Entrevista

'A criança do movimento tira o adulto da zona de conforto', afirma psicóloga infantil

Doutora em educação, Cecília Antipoff fala sobre banalização nos diagnósticos de transtornos

Pedro Melo
pmelo@hojeemdia.com.br
03/06/2024 às 07:30.
Atualizado em 03/06/2024 às 08:03

"Quem tem uma criança do movimento em casa não tem dúvida, sabe?", afirma Cecília Antipoff (Maurício Vieira)

"Quem tem uma criança do movimento em casa não tem dúvida, sabe?", afirma Cecília Antipoff (Maurício Vieira)

Algumas crianças não param quietas simplesmente porque não conseguem ficar paradas. E esse universo infantil pode ser incompreendido pelos adultos, que não raro suspeitam de transtornos – como do Déficit de Atenção, o TDAH. Mas se acalmem, pais! Seus filhos podem apenas estar precisando de liberar energia, explica a doutora em educação, escritora e psicóloga infantil e familiar Cecília Antipoff, autora do livro “Criança do Movimento – Por menos diagnóstico e medicamento”. Nesta entrevista, a especialista esclarece que essas crianças não precisam ser diagnosticadas nem medicadas.
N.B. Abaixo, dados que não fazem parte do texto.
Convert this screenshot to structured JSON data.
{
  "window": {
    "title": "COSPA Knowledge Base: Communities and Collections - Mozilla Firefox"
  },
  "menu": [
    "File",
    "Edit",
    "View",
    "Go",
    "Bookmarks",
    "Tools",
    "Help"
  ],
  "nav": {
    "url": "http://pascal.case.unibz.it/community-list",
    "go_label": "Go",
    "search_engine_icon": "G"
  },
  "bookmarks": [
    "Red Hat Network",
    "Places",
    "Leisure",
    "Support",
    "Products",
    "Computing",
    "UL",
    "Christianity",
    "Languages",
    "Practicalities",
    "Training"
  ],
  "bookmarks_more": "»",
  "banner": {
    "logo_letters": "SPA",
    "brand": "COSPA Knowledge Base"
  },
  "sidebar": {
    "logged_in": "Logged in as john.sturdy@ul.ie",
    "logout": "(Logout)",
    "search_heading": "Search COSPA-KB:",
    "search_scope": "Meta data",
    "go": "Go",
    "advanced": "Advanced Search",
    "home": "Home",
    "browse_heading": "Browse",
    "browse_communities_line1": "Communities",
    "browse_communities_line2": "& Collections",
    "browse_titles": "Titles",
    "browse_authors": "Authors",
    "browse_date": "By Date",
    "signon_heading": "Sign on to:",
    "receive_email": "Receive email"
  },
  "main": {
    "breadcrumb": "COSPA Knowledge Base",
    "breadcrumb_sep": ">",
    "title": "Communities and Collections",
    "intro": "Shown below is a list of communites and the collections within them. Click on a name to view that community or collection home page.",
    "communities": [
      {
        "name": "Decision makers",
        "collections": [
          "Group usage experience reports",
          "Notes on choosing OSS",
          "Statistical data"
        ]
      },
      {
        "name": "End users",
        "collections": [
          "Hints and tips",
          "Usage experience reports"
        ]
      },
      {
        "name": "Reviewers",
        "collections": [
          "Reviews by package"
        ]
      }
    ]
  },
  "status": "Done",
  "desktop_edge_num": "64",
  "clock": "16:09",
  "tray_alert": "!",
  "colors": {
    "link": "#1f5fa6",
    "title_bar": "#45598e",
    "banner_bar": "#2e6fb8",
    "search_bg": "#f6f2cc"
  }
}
É só compreender as necessidades delas, com adaptações na rotina.

O que é uma criança do movimento?
Vou dar um exemplo para ficar mais palpável. Eu recebi uma criança no consultório com 3 anos. A queixa era que ela estava muito agitada na escola, evitando contato, se incomodando com o barulho, evitando se socializar. Se olhar para isso com olhar raso, a gente fecha um diagnóstico apressado. Qual é o convite? É escutar a família, o contexto da criança. Essa criança ficou dois anos e meio dentro de um apartamento. A família muito reclusa por conta da pandemia, preocupada com várias questões. Ela ficava o dia inteiro nas telas, o pai e a mãe trabalhando em home office. E ao entrar na escola, ela vai estranhar o contato com as outras crianças, o barulho, a mudança de rotina. Então, qual foi o trabalho com essa criança? Primeiro, ajustar as expectativas da família, mostrar que ela precisava de tempo para se adaptar a esse novo contexto. Não é porque ela tem transtorno, é porque ela é uma criança que tem uma necessidade de movimentação, mais intensa, e isso é uma das linhas de frente do meu trabalho, ajudar os adultos a entender as crianças que eu venho a chamar de crianças do movimento.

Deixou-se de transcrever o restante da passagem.